# Unwelcome in Morocco



## bambi2

UNWELLCOME IN MOROCCO
We had been hearing tales that the man who owns the 2 Atlantica parc camp sites near Agadir and also the one at Aglou 
plage near Tiznet has been getting the police to turn off the free campers, last monday we had a meal with some friends in 
a restaurant in Agadir, the waiter told us that they were not getting custom from motorcaravanners now, he said they are 
going south, about 6pm when I returned to our camper, I was told by 2 policeman go NOW! I said we have been for a meal, we
are not free campers, we are staying at Atlantica parc camp site, once again I was told GO NOW!! 
On wednesday we went to Tiznet, the camp site was full, so we parked on the scrap land opposite, an official said you can
shop in Tiznet, but you must leave by 5pm, he directed us to what he called a camp site, where we paid 66 dirhams to park
in a hotel drive, next morning we went back to Tiznet to shop and the same official.,accompanied by a soldier told us to
go to the camp site, I said we've just left it!! (now getting angry :evil: !) seems there's a curfew for motor caravanners!!
We left Tiznet and met up with a group of motor caravanners on a small site between Aglou plage and Sidi Ifni, they told us 
that on saturday night the police came to them and told them to leave the parking in front of the hotel at Aglou plage,
they objected as they had paid the hotel to stay, so they were told to leave in the morning, there is now a no camping sign 
at Aglou plage, we have all spent a good amount of money in Morocco and because of these restrictions a lot of businesses
will suffer.  
We are heading south ourselves now, perhaps we will be more wellcome there. bambi 2


----------



## teemyob

*Maroc*

My Worst fear of going to Maroc!

TM


----------



## eddied

Sorry to hear of your hassles. Only 1 cure where m/homers not wanted - leave. Try Sicilia or Tunisia next trip.
saluti,
eddied


----------



## peedee

Do you think it is because of the increase in numbers? Been reading about those folk who would normally stay in southern Spain upping sticks and going further south because of the weather. On the other hand money talks! Perhaps the site owners have been shelling out. :wink: 

peedee


----------



## Sonesta

Oh dear this is very sad to hear as Morocco is such a fabulous country to visit and I wonder what has brought all this about?

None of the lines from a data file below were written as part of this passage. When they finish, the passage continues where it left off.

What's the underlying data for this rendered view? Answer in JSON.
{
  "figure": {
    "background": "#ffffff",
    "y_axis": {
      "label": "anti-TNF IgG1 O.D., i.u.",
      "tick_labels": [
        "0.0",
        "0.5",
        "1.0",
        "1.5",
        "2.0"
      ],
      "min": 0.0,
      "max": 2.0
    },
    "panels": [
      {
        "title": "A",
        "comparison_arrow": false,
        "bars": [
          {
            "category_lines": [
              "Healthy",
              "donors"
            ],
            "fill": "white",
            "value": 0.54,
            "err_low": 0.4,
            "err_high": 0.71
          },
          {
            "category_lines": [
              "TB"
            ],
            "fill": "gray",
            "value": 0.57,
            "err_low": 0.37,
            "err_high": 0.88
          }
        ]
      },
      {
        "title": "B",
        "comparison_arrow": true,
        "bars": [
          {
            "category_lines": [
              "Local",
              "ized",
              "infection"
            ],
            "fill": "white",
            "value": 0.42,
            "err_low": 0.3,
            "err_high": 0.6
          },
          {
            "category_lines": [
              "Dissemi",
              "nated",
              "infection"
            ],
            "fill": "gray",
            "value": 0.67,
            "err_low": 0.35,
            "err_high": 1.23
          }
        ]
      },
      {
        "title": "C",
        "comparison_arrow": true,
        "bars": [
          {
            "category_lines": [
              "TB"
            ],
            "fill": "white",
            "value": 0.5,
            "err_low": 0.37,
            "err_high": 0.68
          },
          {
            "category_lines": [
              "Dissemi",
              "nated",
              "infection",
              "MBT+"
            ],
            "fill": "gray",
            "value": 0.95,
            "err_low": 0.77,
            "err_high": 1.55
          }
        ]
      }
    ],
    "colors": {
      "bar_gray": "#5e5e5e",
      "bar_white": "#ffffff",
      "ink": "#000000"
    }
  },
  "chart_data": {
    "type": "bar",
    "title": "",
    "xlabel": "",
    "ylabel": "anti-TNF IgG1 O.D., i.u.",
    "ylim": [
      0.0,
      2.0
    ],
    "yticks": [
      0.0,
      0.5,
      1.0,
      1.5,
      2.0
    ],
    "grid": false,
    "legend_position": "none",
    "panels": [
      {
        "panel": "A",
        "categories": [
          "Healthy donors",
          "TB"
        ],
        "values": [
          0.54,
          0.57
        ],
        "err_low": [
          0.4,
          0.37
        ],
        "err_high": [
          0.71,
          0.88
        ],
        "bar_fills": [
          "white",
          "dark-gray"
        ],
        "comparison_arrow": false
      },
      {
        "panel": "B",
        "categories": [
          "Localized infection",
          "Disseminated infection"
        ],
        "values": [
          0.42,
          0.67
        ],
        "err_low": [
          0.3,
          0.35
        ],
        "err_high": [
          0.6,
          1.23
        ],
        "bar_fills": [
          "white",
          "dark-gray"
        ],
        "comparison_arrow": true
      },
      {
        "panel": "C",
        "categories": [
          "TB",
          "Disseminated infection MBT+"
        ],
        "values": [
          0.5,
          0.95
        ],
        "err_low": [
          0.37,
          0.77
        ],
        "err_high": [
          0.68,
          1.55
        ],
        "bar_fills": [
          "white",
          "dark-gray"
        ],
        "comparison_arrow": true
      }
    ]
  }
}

When we were there in the winter of 2005 we had a wonderful time touring around and were made very welcome wherever we went and we we enjoyed a mixture of wildcamping and campsites during our 6 week trip. However, we did not spend a lot of our time in the typical tourist areas and chose to go slightly more off the beaten track but when we did visit the more popular spots, we were informed that the police were beginning to clamp down on wildcamping and were keen to move any wildcampers on. Apparantley, the local campsite owners were complaining that motorhomers were choosing to wildcamp as opposed to staying on their sites and of course, as is quite understandable, they were not too happy about it as their livliehoods were suffering as a result.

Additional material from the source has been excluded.